Should You Be a Data Scientist?

An interdisciplinary data science approach has advantages giving young professionals and students a broad knowledge of its foundations. All of the vendors and functions below portray “data science” in their own particular way. Sometimes this is for purposes of recruiting students, requiring sweeping credentials for jobs, or advertising functions of different technology.

Paradoxically, given the breadth of what “data science” means, the specific training and expertise is often very narrow. Students and young professional need to be well informed of the options and their personal strengths in programming, analytics, or subject matter expertise to apply the output of data science to their academic training.

A great number of descriptions, professional programs, and jobs identify “data scientist” as requiring programming knowledge and/or statistical expertise. Programming in Python, R, and Javascript are essential to data science. (SAS by itself of course is confined but has its own data science functions.) Of course, there are daily contests between Python and R. The functions of the programming languages enlarge their functions every day.

Of course, expertise in data storage and manipulation techniques with Hadoop are taken to be a prerequisite skill for data science.
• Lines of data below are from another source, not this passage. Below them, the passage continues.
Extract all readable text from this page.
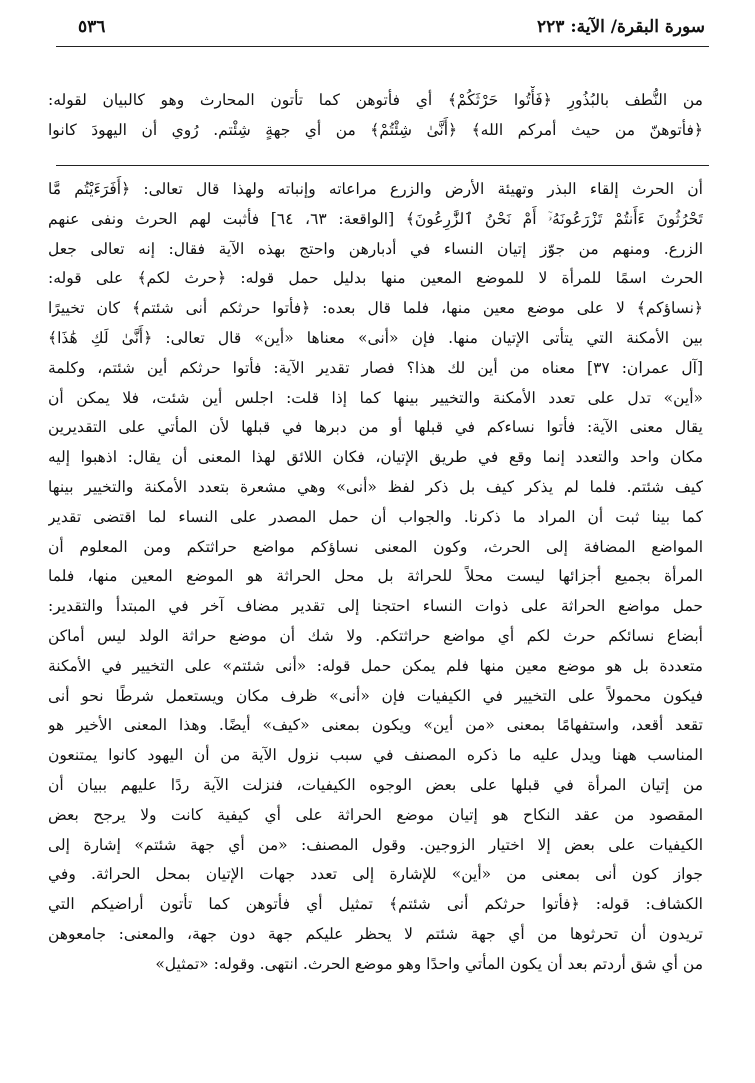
سورة البقرة/ الآية: ٢٢٣
٥٣٦
من النُّطف بالبُذُورِ ﴿فَأْتُوا حَرْثَكُمْ﴾ أي فأتوهن كما تأتون المحارث وهو كالبيان لقوله:
﴿فأتوهنّ من حيث أمركم الله﴾ ﴿أَنَّىٰ شِئْتُمْ﴾ من أي جهةٍ شِئْتم. رُوي أن اليهودَ كانوا
أن الحرث إلقاء البذر وتهيئة الأرض والزرع مراعاته وإنباته ولهذا قال تعالى: ﴿أَفَرَءَيْتُم مَّا
تَحْرُثُونَ ءَأَنتُمْ تَزْرَعُونَهُۥٓ أَمْ نَحْنُ ٱلزَّٰرِعُونَ﴾ [الواقعة: ٦٣، ٦٤] فأثبت لهم الحرث ونفى عنهم
الزرع. ومنهم من جوّز إتيان النساء في أدبارهن واحتج بهذه الآية فقال: إنه تعالى جعل
الحرث اسمًا للمرأة لا للموضع المعين منها بدليل حمل قوله: ﴿حرث لكم﴾ على قوله:
﴿نساؤكم﴾ لا على موضع معين منها، فلما قال بعده: ﴿فأتوا حرثكم أنى شئتم﴾ كان تخييرًا
بين الأمكنة التي يتأتى الإتيان منها. فإن «أنى» معناها «أين» قال تعالى: ﴿أَنَّىٰ لَكِ هَٰذَا﴾
[آل عمران: ٣٧] معناه من أين لك هذا؟ فصار تقدير الآية: فأتوا حرثكم أين شئتم، وكلمة
«أين» تدل على تعدد الأمكنة والتخيير بينها كما إذا قلت: اجلس أين شئت، فلا يمكن أن
يقال معنى الآية: فأتوا نساءكم في قبلها أو من دبرها في قبلها لأن المأتي على التقديرين
مكان واحد والتعدد إنما وقع في طريق الإتيان، فكان اللائق لهذا المعنى أن يقال: اذهبوا إليه
كيف شئتم. فلما لم يذكر كيف بل ذكر لفظ «أنى» وهي مشعرة بتعدد الأمكنة والتخيير بينها
كما بينا ثبت أن المراد ما ذكرنا. والجواب أن حمل المصدر على النساء لما اقتضى تقدير
المواضع المضافة إلى الحرث، وكون المعنى نساؤكم مواضع حراثتكم ومن المعلوم أن
المرأة بجميع أجزائها ليست محلاً للحراثة بل محل الحراثة هو الموضع المعين منها، فلما
حمل مواضع الحراثة على ذوات النساء احتجنا إلى تقدير مضاف آخر في المبتدأ والتقدير:
أبضاع نسائكم حرث لكم أي مواضع حراثتكم. ولا شك أن موضع حراثة الولد ليس أماكن
متعددة بل هو موضع معين منها فلم يمكن حمل قوله: «أنى شئتم» على التخيير في الأمكنة
فيكون محمولاً على التخيير في الكيفيات فإن «أنى» ظرف مكان ويستعمل شرطًا نحو أنى
تقعد أقعد، واستفهامًا بمعنى «من أين» ويكون بمعنى «كيف» أيضًا. وهذا المعنى الأخير هو
المناسب ههنا ويدل عليه ما ذكره المصنف في سبب نزول الآية من أن اليهود كانوا يمتنعون
من إتيان المرأة في قبلها على بعض الوجوه الكيفيات، فنزلت الآية ردًا عليهم ببيان أن
المقصود من عقد النكاح هو إتيان موضع الحراثة على أي كيفية كانت ولا يرجح بعض
الكيفيات على بعض إلا اختيار الزوجين. وقول المصنف: «من أي جهة شئتم» إشارة إلى
جواز كون أنى بمعنى من «أين» للإشارة إلى تعدد جهات الإتيان بمحل الحراثة. وفي
الكشاف: قوله: ﴿فأتوا حرثكم أنى شئتم﴾ تمثيل أي فأتوهن كما تأتون أراضيكم التي
تريدون أن تحرثوها من أي جهة شئتم لا يحظر عليكم جهة دون جهة، والمعنى: جامعوهن
من أي شق أردتم بعد أن يكون المأتي واحدًا وهو موضع الحرث. انتهى. وقوله: «تمثيل»
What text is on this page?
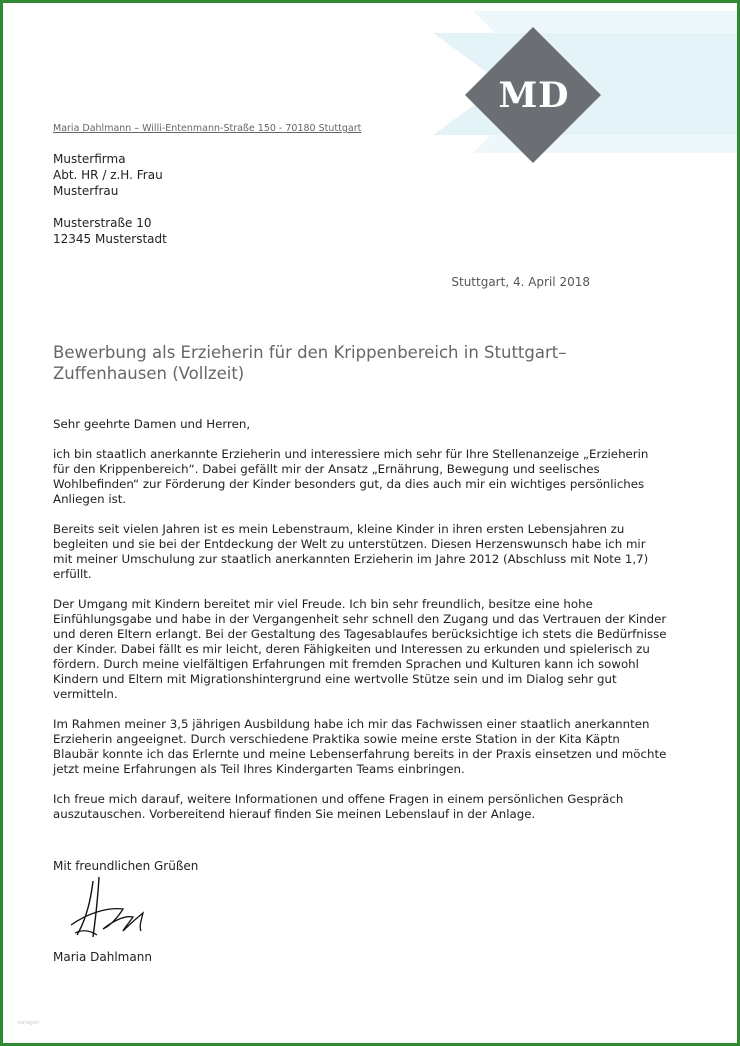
MD
Maria Dahlmann – Willi-Entenmann-Straße 150 - 70180 Stuttgart
Musterfirma
Abt. HR / z.H. Frau
Musterfrau
Musterstraße 10
12345 Musterstadt
Stuttgart, 4. April 2018
Bewerbung als Erzieherin für den Krippenbereich in Stuttgart–Zuffenhausen (Vollzeit)

Sehr geehrte Damen und Herren,

ich bin staatlich anerkannte Erzieherin und interessiere mich sehr für Ihre Stellenanzeige „Erzieherin für den Krippenbereich“. Dabei gefällt mir der Ansatz „Ernährung, Bewegung und seelisches Wohlbefinden“ zur Förderung der Kinder besonders gut, da dies auch mir ein wichtiges persönliches Anliegen ist.

Bereits seit vielen Jahren ist es mein Lebenstraum, kleine Kinder in ihren ersten Lebensjahren zu begleiten und sie bei der Entdeckung der Welt zu unterstützen. Diesen Herzenswunsch habe ich mir mit meiner Umschulung zur staatlich anerkannten Erzieherin im Jahre 2012 (Abschluss mit Note 1,7) erfüllt.

Der Umgang mit Kindern bereitet mir viel Freude. Ich bin sehr freundlich, besitze eine hohe Einfühlungsgabe und habe in der Vergangenheit sehr schnell den Zugang und das Vertrauen der Kinder und deren Eltern erlangt. Bei der Gestaltung des Tagesablaufes berücksichtige ich stets die Bedürfnisse der Kinder. Dabei fällt es mir leicht, deren Fähigkeiten und Interessen zu erkunden und spielerisch zu fördern. Durch meine vielfältigen Erfahrungen mit fremden Sprachen und Kulturen kann ich sowohl Kindern und Eltern mit Migrationshintergrund eine wertvolle Stütze sein und im Dialog sehr gut vermitteln.

Im Rahmen meiner 3,5 jährigen Ausbildung habe ich mir das Fachwissen einer staatlich anerkannten Erzieherin angeeignet. Durch verschiedene Praktika sowie meine erste Station in der Kita Käptn Blaubär konnte ich das Erlernte und meine Lebenserfahrung bereits in der Praxis einsetzen und möchte jetzt meine Erfahrungen als Teil Ihres Kindergarten Teams einbringen.

Ich freue mich darauf, weitere Informationen und offene Fragen in einem persönlichen Gespräch auszutauschen. Vorbereitend hierauf finden Sie meinen Lebenslauf in der Anlage.

Mit freundlichen Grüßen
Maria Dahlmann
vorlagen
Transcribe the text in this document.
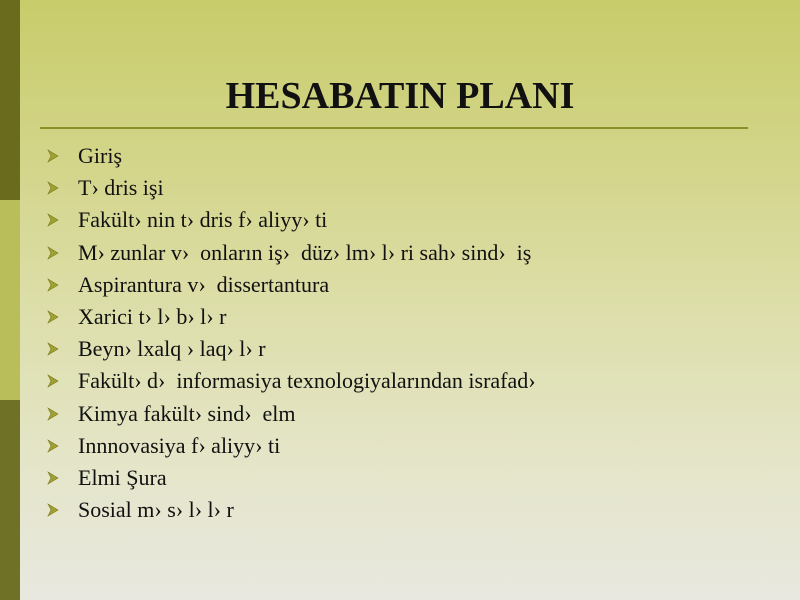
HESABATIN PLANI
Giriş
T› dris işi
Fakült› nin t› dris f› aliyy› ti
M› zunlar v›  onların iş›  düz› lm› l› ri sah› sind›  iş
Aspirantura v›  dissertantura
Xarici t› l› b› l› r
Beyn› lxalq › laq› l› r
Fakült› d›  informasiya texnologiyalarından israfad›
Kimya fakült› sind›  elm
Innnovasiya f› aliyy› ti
Elmi Şura
Sosial m› s› l› l› r
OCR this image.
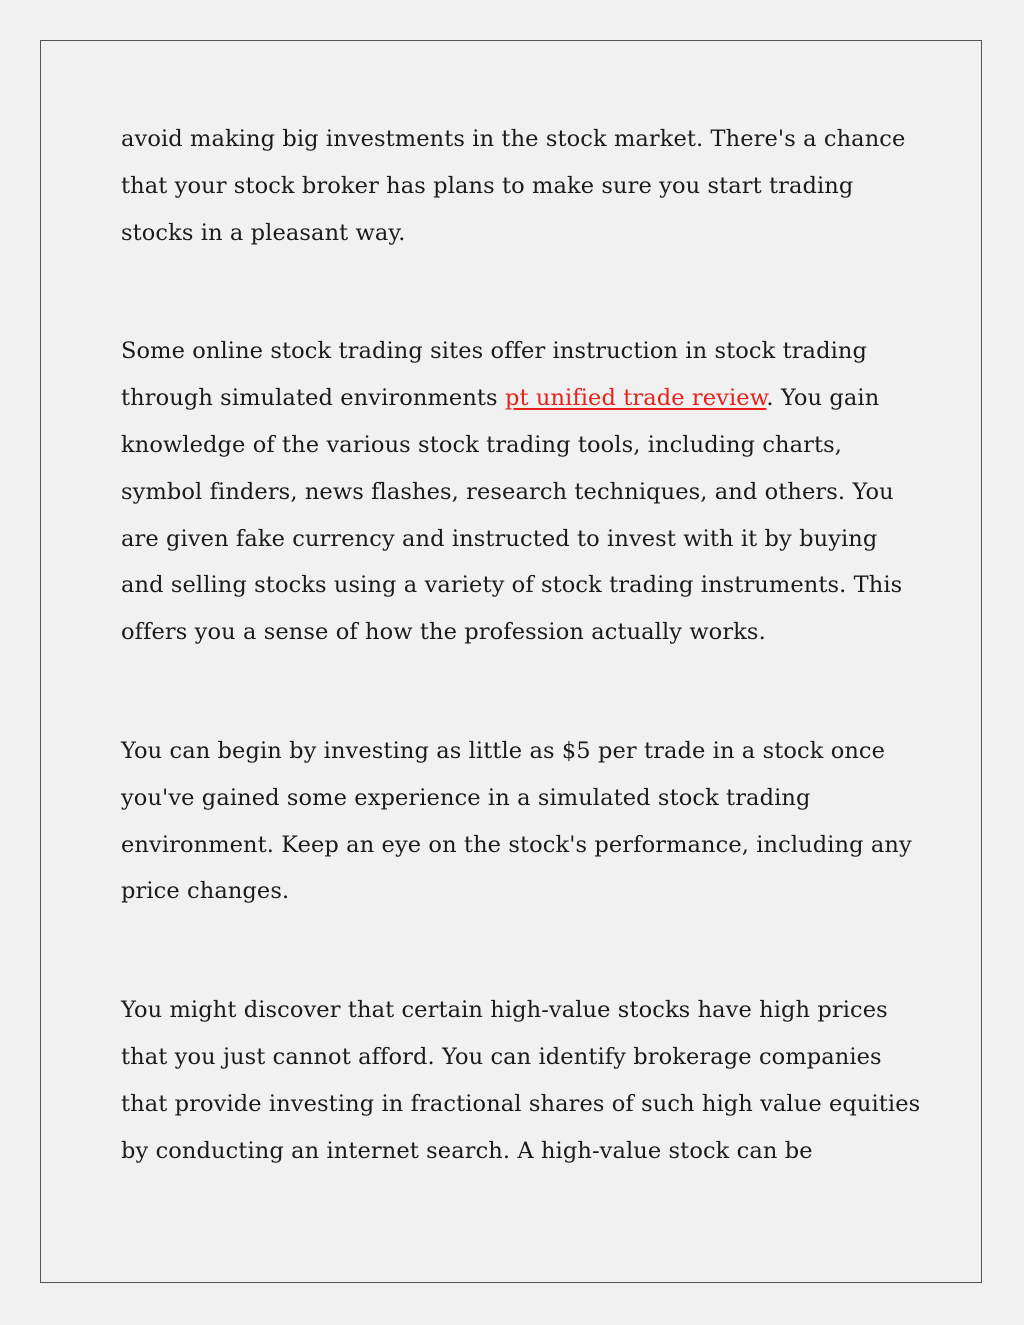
avoid making big investments in the stock market. There's a chance that your stock broker has plans to make sure you start trading stocks in a pleasant way.

Some online stock trading sites offer instruction in stock trading through simulated environments pt unified trade review. You gain knowledge of the various stock trading tools, including charts, symbol finders, news flashes, research techniques, and others. You are given fake currency and instructed to invest with it by buying and selling stocks using a variety of stock trading instruments. This offers you a sense of how the profession actually works.

You can begin by investing as little as $5 per trade in a stock once you've gained some experience in a simulated stock trading environment. Keep an eye on the stock's performance, including any price changes.

You might discover that certain high-value stocks have high prices that you just cannot afford. You can identify brokerage companies that provide investing in fractional shares of such high value equities by conducting an internet search. A high-value stock can be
Sometimes the term “Big Data” is associated with the application of “data science.” Some skills in that programming are essential for most jobs, however familiarity with RDF and OWL, related to semantics, logic, linguistics, and library science, are growing.

The use of neural networks is viewed as the outer limits of data science. “Machine learning” is a common place term in data science often without reference to its origins in AI and cybernetics. While “data mining” is a static analytic exercise, “machine learning” embraces the old idea of “feedback” and response to new data. Data mining and machine learning at techniques search for patterns both numeric and textual.

For decades Library Science has been central to the fast-growing approach to semantic data. “Text analysis” (with origins in “computational linguistics, mathematics, and philosophy) and “semantics” are increasing in relevance. This is in contrast to Relational Data bases, which have been the standard since the 1980s. These are the multiple standards for semantic databases, RDF and OWL, and the major query languages, Sparql or Cypher. This approach has its own very specialized database software

Approaches often claim to use geospatial data or GIS. Geospatial data is used in a variety of ways. These conclusions are based research and conversations rather than on marketing literature. Reference to specifically GIS applications, such as ArcGIS, Oracle MapViewer, or OpenStreetMap, are not included here nor are GIS applications with Relational Databases. In most cases, this results in point data based on names of places. They do not allow editing, geoprocessing, geostatistics. Marklogic stores image data, text data, relational data, and geospatial data. There are indirect limited capabilities for MongoDB.

This variety of professional training and university study points to either making difficult choices to concentrate on one and where to obtain that training. The ramifications are whether students can or should get training in programming within Computer Science or should just get the basics of programming in some other university department or certification.

That depends on the goals of a course of study or training. Students and young professional may or may not want programming skills like that and may not be looking for immediate industry jobs of which there are thousands. Or they, like me, may find the array of programming annoying to try to choose from, or they are not best suited to programming.

Another approach is to combine training and study as well as methods of data science. Moreover, data science is relevant to or applicable to many traditional courses and substantive knowledge about, for example in geography, political science, and, especially, health care. Often, in order to guide professional training toward computer programming and database administration, attention to its applicability to substantive knowledge is neglected. New technology and methods should be wedded to substantive knowledge and experience. Young professionals need to carefully weigh whether they want to become “data scientists” per se, or experts with sound “data science” backgrounds.

Leave a Comment

One Comment

Leave a Reply

Mark Hammer

Let me put I a word for “measurement science”. Not to take anything away from the data science folks, but the data is always in service of measuring something. The data itself, no matter how big or small or exotic, is meaningless unless it yields valid, meaningful, and actionable measurement of something important or potentially mission-critical. The gulf between the data people and the policy folks or senior management can generally be found with respect to the one group not having any sense of how to best measure what is important in their decision-making, and the other group not having much sense of how to anticipate the data needs of the other.

So while pursuing training in all the technical stuff required to gather and manage the data itself, consider training in research methodology, so that you can discern when and how the data you have can provide a valid and insightful answer to the questions that need to be answered, and how to design your data systems to provide better tests of hypotheses and better answers.